The Delhaize supermarket chain has announced that it will transform all of its Belgian stores that it currently directly manages into franchises. The move directly contradicts previous assurances to employees and has been widely condemned by Belgian unions, Belga News Agency reports.
In a press release published on Tuesday morning, Delhaize claimed that it was compelled to make the decision in response to the increased market share of its 636 already-franchised stores in Belgium. Whilst these stores have performed strongly, the remaining 128 directly-managed stores saw their profitability and market share fall, “despite many initiatives and investments”.
Delhaize denied that the change would lead to job losses at the newly franchised stores: “All employees of the supermarkets involved will keep their jobs and make the transition. They will also maintain their current wages and working conditions.” However, it admitted that the decision would lead to a “gradual reduction in the number of positions” at the company’s headquarters.
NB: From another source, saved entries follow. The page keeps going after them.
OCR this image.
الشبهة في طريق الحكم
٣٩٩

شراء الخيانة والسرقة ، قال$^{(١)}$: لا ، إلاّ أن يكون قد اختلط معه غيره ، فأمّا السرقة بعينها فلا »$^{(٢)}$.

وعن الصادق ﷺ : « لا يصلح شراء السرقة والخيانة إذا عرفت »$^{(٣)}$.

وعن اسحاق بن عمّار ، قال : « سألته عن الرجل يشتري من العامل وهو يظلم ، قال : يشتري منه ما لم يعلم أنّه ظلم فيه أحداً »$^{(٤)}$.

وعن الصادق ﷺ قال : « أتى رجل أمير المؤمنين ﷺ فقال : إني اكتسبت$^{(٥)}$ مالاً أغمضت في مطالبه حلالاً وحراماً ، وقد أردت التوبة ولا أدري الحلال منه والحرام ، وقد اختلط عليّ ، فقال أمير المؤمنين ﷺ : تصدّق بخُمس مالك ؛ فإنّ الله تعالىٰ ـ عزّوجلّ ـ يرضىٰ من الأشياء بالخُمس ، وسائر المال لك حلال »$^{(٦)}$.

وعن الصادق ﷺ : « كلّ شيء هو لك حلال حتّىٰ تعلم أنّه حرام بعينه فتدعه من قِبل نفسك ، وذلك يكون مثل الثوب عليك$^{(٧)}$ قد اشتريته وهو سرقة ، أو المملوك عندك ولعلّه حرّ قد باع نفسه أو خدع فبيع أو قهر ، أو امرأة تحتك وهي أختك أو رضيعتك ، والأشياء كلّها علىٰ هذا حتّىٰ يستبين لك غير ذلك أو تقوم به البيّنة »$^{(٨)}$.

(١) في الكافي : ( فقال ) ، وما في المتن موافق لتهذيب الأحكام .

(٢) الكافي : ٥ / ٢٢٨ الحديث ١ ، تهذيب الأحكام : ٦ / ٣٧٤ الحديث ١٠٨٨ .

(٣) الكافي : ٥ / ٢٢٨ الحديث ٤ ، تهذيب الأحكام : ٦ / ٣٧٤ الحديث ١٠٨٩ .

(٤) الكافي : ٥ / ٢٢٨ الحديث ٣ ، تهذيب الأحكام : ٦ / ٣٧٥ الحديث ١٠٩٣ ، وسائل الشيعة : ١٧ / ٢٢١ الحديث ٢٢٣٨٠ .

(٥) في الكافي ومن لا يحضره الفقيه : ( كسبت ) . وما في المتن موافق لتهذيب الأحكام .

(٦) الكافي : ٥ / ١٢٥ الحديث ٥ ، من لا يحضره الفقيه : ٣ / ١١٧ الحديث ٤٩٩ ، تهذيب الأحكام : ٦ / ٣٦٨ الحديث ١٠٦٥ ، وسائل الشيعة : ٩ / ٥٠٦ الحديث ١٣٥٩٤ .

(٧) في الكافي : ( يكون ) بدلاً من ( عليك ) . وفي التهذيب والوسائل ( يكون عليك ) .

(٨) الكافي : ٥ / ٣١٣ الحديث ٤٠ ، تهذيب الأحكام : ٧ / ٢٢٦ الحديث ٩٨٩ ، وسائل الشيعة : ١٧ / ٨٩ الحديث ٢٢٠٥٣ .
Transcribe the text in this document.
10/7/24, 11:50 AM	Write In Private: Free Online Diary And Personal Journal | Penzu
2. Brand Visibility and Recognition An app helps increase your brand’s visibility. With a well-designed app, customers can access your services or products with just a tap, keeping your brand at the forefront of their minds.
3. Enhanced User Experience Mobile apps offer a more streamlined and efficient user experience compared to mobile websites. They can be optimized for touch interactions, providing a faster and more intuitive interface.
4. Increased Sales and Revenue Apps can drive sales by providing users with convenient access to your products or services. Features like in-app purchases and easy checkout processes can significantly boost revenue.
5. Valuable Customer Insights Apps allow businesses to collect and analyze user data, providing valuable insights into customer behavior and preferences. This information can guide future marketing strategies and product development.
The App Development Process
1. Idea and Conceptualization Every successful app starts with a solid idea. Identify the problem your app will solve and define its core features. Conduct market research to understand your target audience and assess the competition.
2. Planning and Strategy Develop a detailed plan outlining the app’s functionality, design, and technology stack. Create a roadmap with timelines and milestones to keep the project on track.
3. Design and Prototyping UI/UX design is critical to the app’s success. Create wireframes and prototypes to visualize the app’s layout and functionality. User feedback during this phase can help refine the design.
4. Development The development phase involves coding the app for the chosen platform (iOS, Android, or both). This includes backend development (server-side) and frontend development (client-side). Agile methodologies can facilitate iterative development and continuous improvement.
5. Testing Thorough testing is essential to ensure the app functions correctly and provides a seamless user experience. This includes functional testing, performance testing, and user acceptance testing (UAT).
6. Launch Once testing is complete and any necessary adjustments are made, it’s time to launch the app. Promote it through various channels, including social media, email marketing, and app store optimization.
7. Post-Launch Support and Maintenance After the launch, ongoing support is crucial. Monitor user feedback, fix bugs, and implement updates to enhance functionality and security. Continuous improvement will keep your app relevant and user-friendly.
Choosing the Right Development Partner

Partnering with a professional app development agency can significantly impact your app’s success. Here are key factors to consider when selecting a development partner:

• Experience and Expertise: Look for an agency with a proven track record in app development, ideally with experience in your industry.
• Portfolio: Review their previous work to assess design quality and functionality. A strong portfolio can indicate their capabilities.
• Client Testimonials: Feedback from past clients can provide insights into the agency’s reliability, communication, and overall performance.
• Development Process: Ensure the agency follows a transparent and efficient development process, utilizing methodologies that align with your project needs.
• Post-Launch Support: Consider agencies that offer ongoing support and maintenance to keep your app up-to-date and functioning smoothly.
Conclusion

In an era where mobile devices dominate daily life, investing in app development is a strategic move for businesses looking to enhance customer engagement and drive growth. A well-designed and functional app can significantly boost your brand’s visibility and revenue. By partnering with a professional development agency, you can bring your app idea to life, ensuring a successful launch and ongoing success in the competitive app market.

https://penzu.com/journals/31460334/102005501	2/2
“In order to further invest in the future of Delhaize, we need to adapt our model,” said Delhaize CEO Xavier Piesvaux. “I fully understand that this announcement can spark strong emotions but I am convinced that this growth plan is the only option to guarantee a sustainable future for our company, our stores, our partners and our employees.”
‘Much worse than expected’
The decision was immediately denounced by Belgian unions, some of which have recently taken to organising strikes over poor working conditions at the supermarket chain.
“This news is shocking,” said the Secretary of the General Confederation of Liberal Trade Unions of Belgium (ACLVB-CGSLB), Wilson Wellens. “128 stores are to be franchised. This is much worse than expected.”